If you prefer, for any reason, not using the first isomorphism theorem, you could also try to verify one of equivalent definitions of normal subgroup and then describe the cosets and their multiplication.

In this case you have $$\begin{pmatrix} a & b \\ 0 & d \end{pmatrix} \begin{pmatrix} 1 & b' \\ 0 & 1 \end{pmatrix} \frac1{ad} \begin{pmatrix} d & -b \\ 0 & a \end{pmatrix}= \begin{pmatrix} 1 & \frac{ab'}d \\ 0 & 1 \end{pmatrix}$$ (I have omitted the computations), which shows that $xNx^{-1}\subseteq N$ for any $x\in G$.

You can find out easily that cosets are the sets of the form $$\{\begin{pmatrix} x & y \\ 0 & z \end{pmatrix}; y\in\mathbb R\}$$ for $x,z\in\mathbb R\setminus\{0\}$ and that the multiplication of cosets representatives $\begin{pmatrix} x & 0 \\ 0 & z \end{pmatrix}$ is coordinate-wise.


I would like to add one more way to solve the problem.

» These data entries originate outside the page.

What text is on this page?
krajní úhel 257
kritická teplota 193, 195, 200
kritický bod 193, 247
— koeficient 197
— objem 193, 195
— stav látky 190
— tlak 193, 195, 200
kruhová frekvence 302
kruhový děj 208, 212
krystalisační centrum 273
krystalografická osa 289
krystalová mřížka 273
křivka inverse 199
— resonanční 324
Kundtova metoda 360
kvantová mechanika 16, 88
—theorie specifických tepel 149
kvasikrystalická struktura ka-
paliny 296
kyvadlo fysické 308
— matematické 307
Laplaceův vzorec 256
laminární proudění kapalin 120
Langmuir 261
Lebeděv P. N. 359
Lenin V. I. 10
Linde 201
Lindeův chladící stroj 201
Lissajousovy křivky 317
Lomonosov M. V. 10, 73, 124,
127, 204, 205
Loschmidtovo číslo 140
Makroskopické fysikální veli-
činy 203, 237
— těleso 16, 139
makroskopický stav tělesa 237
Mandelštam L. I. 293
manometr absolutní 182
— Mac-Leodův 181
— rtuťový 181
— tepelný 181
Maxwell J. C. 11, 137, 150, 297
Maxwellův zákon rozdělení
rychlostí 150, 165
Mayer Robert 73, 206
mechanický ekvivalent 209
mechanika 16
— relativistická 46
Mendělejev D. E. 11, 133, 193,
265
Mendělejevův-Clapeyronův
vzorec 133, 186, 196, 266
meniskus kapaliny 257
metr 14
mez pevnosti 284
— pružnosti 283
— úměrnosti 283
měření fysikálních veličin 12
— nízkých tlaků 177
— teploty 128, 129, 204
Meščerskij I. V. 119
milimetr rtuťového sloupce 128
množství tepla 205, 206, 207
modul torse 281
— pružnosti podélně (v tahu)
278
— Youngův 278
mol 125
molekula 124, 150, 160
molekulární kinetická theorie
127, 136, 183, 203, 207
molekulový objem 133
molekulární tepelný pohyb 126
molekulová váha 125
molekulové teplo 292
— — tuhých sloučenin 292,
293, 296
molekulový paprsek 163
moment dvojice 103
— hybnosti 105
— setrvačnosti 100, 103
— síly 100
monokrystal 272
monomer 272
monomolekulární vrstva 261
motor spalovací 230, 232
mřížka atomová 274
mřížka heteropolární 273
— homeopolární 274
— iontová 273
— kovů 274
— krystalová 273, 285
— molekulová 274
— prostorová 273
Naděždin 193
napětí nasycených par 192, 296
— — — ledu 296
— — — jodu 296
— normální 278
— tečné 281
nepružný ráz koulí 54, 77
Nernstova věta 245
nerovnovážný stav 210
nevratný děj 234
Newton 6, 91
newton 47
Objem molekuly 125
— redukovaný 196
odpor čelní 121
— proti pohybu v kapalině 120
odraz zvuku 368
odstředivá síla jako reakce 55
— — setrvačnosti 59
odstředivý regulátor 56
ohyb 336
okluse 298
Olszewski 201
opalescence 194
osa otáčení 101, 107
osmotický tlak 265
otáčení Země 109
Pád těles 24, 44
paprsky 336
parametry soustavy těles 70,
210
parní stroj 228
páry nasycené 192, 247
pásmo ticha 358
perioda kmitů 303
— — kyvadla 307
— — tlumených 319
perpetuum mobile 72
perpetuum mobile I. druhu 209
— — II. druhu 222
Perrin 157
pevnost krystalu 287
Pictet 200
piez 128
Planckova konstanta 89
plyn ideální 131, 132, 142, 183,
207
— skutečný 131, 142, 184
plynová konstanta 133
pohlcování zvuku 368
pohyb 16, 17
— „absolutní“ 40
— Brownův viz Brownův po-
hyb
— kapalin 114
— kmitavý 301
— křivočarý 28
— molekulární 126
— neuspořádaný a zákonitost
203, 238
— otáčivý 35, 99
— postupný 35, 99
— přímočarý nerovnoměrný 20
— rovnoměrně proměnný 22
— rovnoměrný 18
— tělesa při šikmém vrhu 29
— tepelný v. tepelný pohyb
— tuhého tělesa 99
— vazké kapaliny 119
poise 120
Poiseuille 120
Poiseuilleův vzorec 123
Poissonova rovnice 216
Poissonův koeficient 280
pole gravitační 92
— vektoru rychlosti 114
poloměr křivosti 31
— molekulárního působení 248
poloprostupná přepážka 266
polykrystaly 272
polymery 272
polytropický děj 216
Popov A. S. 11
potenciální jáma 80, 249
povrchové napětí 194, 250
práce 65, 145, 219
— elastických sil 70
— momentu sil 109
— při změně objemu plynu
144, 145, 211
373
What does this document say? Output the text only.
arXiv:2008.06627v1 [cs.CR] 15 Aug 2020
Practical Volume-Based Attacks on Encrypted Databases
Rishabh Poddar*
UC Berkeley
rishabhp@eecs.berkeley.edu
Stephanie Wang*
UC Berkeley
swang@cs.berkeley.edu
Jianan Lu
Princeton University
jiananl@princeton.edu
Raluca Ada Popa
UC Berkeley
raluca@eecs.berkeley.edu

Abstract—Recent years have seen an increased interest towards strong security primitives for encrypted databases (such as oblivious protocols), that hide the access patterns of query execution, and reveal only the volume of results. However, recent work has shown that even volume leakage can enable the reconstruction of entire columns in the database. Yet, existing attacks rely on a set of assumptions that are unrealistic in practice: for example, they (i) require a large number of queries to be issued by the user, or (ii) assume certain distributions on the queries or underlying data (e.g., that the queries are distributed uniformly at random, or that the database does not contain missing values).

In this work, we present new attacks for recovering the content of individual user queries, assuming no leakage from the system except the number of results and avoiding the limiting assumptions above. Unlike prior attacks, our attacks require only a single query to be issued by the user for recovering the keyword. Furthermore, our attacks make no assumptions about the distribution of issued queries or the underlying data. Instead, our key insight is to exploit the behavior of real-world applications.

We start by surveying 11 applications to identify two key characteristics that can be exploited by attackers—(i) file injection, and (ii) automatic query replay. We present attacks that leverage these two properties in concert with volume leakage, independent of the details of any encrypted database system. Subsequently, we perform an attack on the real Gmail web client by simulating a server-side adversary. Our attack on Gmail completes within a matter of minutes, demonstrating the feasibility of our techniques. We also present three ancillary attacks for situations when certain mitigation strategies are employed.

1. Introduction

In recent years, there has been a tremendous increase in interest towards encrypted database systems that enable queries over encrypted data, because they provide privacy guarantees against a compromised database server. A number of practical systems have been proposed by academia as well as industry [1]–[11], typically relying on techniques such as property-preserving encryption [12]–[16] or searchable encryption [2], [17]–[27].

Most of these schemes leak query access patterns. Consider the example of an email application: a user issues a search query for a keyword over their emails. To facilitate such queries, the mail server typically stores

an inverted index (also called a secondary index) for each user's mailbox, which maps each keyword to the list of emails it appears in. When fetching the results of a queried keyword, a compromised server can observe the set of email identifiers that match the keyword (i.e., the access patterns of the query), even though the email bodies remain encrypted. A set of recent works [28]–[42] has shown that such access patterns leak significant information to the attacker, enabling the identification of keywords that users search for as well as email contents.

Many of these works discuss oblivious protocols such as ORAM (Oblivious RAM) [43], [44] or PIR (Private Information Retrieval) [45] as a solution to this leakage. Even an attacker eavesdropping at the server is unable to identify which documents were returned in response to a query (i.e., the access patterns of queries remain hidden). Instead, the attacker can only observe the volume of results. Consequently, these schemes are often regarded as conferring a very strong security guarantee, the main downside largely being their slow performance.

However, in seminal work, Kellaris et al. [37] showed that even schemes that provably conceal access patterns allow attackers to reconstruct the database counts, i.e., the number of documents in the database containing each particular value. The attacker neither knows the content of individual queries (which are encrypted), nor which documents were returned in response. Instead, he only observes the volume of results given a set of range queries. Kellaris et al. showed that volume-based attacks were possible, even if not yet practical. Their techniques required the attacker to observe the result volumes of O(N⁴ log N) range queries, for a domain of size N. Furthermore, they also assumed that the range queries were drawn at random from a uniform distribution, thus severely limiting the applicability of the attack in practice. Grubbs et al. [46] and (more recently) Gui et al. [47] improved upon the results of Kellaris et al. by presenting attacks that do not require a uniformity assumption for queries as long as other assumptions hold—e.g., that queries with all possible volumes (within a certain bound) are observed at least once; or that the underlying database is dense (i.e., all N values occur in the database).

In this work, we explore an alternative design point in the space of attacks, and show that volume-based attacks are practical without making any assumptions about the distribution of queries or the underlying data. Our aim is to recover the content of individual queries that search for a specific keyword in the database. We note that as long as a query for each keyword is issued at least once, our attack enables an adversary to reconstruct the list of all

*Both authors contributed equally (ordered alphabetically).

If $A= \begin{pmatrix} a && b \\ 0 &&c \end{pmatrix}$ and $B= \begin{pmatrix} d && e \\ 0 &&f \end{pmatrix}$ then $[A,B]=ABA^{-1}B^{-1}=\begin{pmatrix} 1 & -\frac{e}{f}+\frac{\frac{-db}{c}+\frac{ae+bf}{c}}{f} \\ 0 & 1 \end{pmatrix}$. Substituting $e=0$, $f=1$, $c=1$, $b=1$ and $d=1-k$ for any given k we see that $N=G'$ is in fact the (first) derived subgroup of $G$ and therefore $G/N$ is necessarily Abelian (even the largest Abelian factor group of $G$).

Of couse this proof presumes a little more knowledge on the part of the reader than Martin's excellent solution.